Le miroir de sa chambre lui renvoyait l’image d’une femme qu’elle ne reconnaissait plus tout à fait : ses joues légèrement rougies, ses prunelles sombres, le frisson qui n’avait pas quitté sa nuque depuis que Vittorio avait effleuré sa peau.
Elle s’était juré de rester froide, inaccessible. Mais elle comprenait à présent que la véritable arme de ces hommes, ce n’était pas la violence. C’était la façon qu’ils avaient de déchirer les certitudes les plus solides, de faire de chaque battement de cœur un aveu.
Quand l’aube pâle se leva sur la baie, elle était encore debout, un drap enroulé autour d’elle, la respiration courte. Elle avait passé des heures à revivre le moindre contact, la moindre inflexion de voix.
Tu es déjà à nous.
Ces mots tournaient dans sa tête comme un poison.
Elle ferma les yeux, serra le drap contre sa poitrine. Elle devait reprendre le contrôle. Elle n’était pas venue ici pour devenir un jouet.
Elle regagna la salle de bains, fit couler l’eau glacée jusqu’à ce que sa peau en devienne douloureuse. Elle se força à ne plus penser à Vittorio, ni à Massimo. Ni à la chaleur qui, malgré elle, l’avait trahie.
Quand elle ressortit, la robe noire de la veille gisait sur le sol, froissée comme le souvenir qu’elle tentait d’effacer. Elle l’ignora, ouvrit sa valise et choisit un tailleur blanc : une armure plus qu’un vêtement.
Elle attacha ses cheveux en un chignon sévère. Dans le miroir, son reflet paraissait plus distant, plus froid. C’était mieux ainsi.
Elle était en train d’agrafer la veste quand un coup discret retentit à la porte.
— Mademoiselle Moretti ?
La voix était féminine, jeune. Une domestique, peut-être.
— Entrez.
La porte s’ouvrit sur une jeune femme menue, les cheveux relevés sous une coiffe noire. Elle tenait un plateau d’argent sur lequel reposait une enveloppe crème.

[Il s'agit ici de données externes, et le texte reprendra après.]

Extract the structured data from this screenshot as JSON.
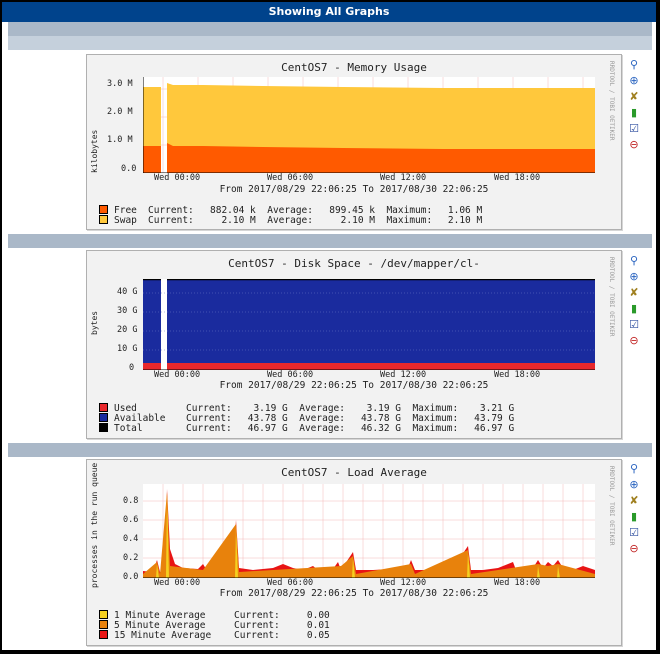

— Un message pour vous. De la part de monsieur Mancini.
Dalia sentit un courant glacé descendre le long de son échine. Elle prit l’enveloppe, la remercia d’un signe de tête. La porte se referma.
Elle observa le papier longuement avant d’oser le déchirer.
Aucune signature. Juste quelques mots tracés d’une écriture large et nerveuse :
Ce soir, minuit. La véranda. Venez seule.
Elle referma l’enveloppe, la glissa dans le tiroir de la coiffeuse.
Son cœur battait trop vite. Elle s’obligea à inspirer.
Elle ne se faisait aucune illusion : ce rendez-vous n’était pas une invitation. C’était un ordre.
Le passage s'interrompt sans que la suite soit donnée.